12. The system of claim 11, wherein the two or more feature-specific decoders executing in parallel each include a plurality of transformer layers.

13. The system of claim 12, wherein each transformer layer includes a cross-attention head.

14. The system of claim 12, wherein decoding the sequence of feature embeddings using the two or more feature-specific decoders executing in parallel comprises executing cross-attention of the sequence of feature embeddings between corresponding transformer layers of the two or more feature-specific decoders.

15. The system of claim 11, wherein the sensor data includes a set of image frames.

16. The system of claim 15, wherein operations further comprise, for each image frame of the set of image frames, extracting feature embeddings of the current scene.

17. The system of claim 16, wherein encoding, using the birds-eye view encoder, the sensor data to generate the corresponding sequence of feature embeddings comprises projecting the sensor data into the corresponding sequence of feature embeddings.

18. The system of claim 11, wherein the 2D image of the current scene of the vehicle comprises at least two elements.

19. The system of claim 18, wherein the adjacency matrix predicts a strength of the relationship between the at least two elements.

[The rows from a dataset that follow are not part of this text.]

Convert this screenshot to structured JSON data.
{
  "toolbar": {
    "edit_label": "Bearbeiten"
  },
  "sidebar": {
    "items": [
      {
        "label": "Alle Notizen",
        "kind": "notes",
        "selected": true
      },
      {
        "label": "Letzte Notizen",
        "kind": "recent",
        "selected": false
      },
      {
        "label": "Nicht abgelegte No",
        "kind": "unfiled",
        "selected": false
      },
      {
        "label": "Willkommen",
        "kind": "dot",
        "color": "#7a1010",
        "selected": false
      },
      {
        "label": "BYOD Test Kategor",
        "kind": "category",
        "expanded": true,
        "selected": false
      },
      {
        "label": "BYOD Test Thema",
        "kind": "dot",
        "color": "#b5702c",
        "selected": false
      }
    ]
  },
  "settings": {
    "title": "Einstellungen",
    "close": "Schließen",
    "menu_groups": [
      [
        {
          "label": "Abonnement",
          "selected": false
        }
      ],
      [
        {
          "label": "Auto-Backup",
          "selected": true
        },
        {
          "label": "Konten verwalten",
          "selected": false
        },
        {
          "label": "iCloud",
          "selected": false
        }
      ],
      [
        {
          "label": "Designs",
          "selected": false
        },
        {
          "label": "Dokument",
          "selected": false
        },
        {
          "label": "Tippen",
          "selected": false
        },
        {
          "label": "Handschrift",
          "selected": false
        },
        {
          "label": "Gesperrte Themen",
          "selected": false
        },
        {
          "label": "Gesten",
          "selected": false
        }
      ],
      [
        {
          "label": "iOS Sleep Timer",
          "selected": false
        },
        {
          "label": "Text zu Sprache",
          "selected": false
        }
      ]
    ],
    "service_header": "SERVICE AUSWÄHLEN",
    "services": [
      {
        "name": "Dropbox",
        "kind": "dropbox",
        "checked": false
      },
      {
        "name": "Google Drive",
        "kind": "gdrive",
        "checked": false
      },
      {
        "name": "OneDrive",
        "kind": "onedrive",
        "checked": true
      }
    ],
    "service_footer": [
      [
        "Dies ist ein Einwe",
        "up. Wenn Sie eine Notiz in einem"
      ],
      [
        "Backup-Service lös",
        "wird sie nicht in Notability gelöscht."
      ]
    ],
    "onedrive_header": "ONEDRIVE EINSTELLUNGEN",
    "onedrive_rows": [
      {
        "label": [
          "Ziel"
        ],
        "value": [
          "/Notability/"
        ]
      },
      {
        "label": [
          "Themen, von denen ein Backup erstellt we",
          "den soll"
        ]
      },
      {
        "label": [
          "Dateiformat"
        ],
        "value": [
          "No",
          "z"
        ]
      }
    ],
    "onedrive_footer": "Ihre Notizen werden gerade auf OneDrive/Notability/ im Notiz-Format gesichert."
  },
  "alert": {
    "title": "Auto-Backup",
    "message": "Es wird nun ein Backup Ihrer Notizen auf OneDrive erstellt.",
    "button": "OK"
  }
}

20. A computer-implemented method executed on data processing hardware that causes the data processing hardware to perform operations comprising:

receiving, as input to a transformer model, sensor data corresponding to a two-dimensional (2D) image of a current scene of a vehicle, the 2D image including at least two elements;

decoding the sequence of feature embeddings using two or more feature-specific decoders executing in parallel;

processing, using a topology network, the decoded sequence of feature embeddings to generate an adjacency matrix representing a 3D view of the current scene of the vehicle, the adjacency matrix predicting a strength of the relationship between the at least two elements.